If you are choosing a pump for a fountain, check the water head and make sure that this is compatible with your design. This is the distance between the water level of the pond and the maximum height the water will spray or spurt.
Also consider accessibility when opting for a submersible model. While it may be powerful enough to operate a fountain in a large pond, if the fountain is in the middle of the pond, you’re going to have wade through the water to clean it or to remove it if something goes wrong with it.
Generally submersible pumps are completely sealed, and simple to install and operate. Most of these have some type of strainer attached to the inlet. This strainer is not a filter, but it does prevent fish and any floating debris from getting into the moving parts of the pump.

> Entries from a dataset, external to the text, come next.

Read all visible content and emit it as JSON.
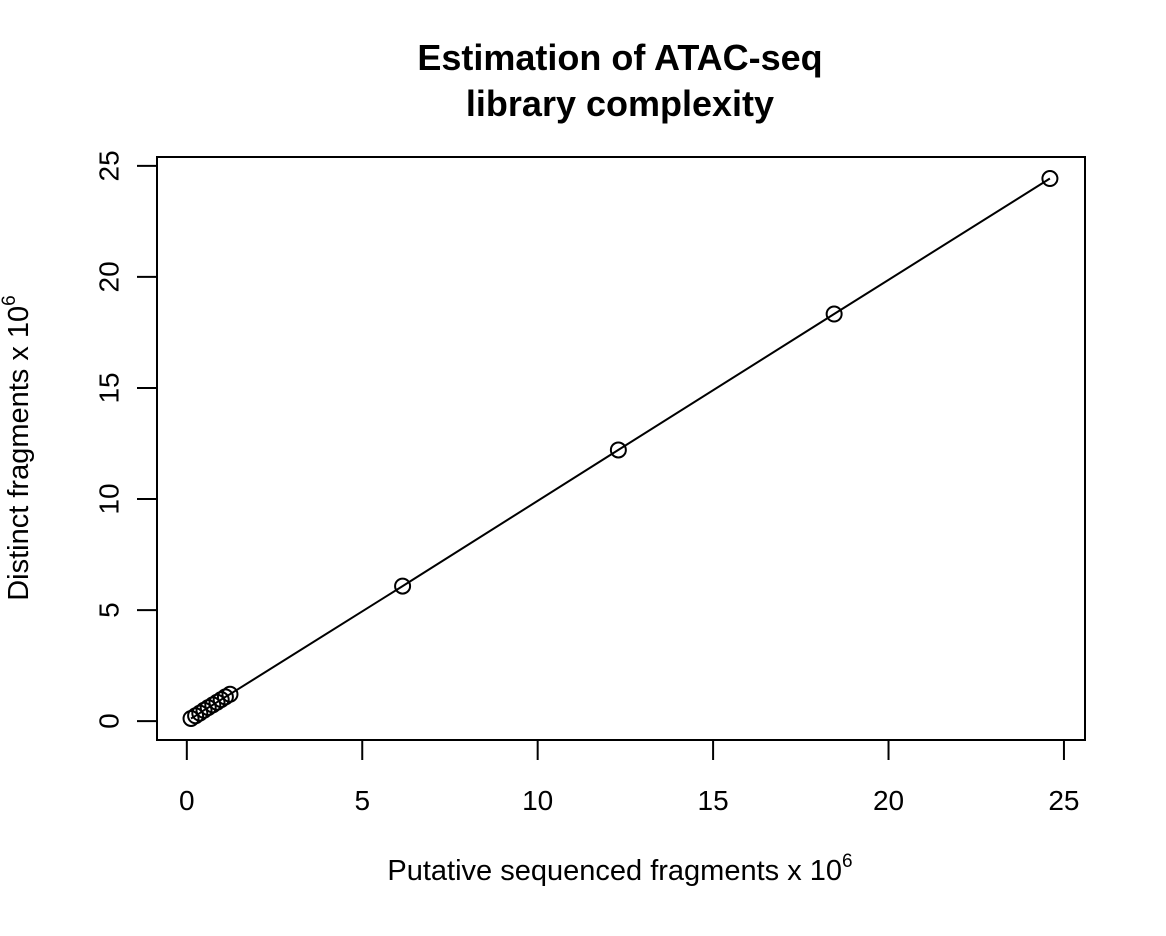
{
  "chart_data": {
    "type": "line",
    "title_line1": "Estimation of ATAC-seq",
    "title_line2": "library complexity",
    "xlabel": "Putative sequenced fragments x 10",
    "xlabel_exponent": "6",
    "ylabel": "Distinct fragments x 10",
    "ylabel_exponent": "6",
    "xlim": [
      -0.85,
      25.6
    ],
    "ylim": [
      -0.85,
      25.4
    ],
    "xticks": [
      0,
      5,
      10,
      15,
      20,
      25
    ],
    "yticks": [
      0,
      5,
      10,
      15,
      20,
      25
    ],
    "xtick_labels": [
      "0",
      "5",
      "10",
      "15",
      "20",
      "25"
    ],
    "ytick_labels": [
      "0",
      "5",
      "10",
      "15",
      "20",
      "25"
    ],
    "grid": false,
    "marker": "open-circle",
    "series": [
      {
        "x": [
          0.12,
          0.25,
          0.37,
          0.49,
          0.61,
          0.74,
          0.86,
          0.98,
          1.1,
          1.23,
          6.15,
          12.3,
          18.45,
          24.6
        ],
        "y": [
          0.12,
          0.24,
          0.36,
          0.49,
          0.61,
          0.73,
          0.85,
          0.97,
          1.09,
          1.21,
          6.08,
          12.21,
          18.33,
          24.43
        ]
      }
    ]
  }
}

Surface pumps are generally more expensive that the submersible type, especially those that are self-priming. They should be sited near to the pond, preferably just below the level of the water and housed in a waterproof box of some time to ensure they don’t get wet.
Like pumps, filters may be housed outside the pond or submerged in the water.
The choice is between a mechanical filter that will sieve out dirt, or a biological filter that will help to break down decaying matter in the pond.
While mechanical pond pumps and filters may be operated sporadically, when needed, biological filters take a few weeks to start working, and then they must be left on continuously. Once it is running, a biological filter should only be disconnected for cleaning, which should be done regularly to prevent too much waste building up in the filter media. The manufacturer’s instructions will normally specify how often this should be.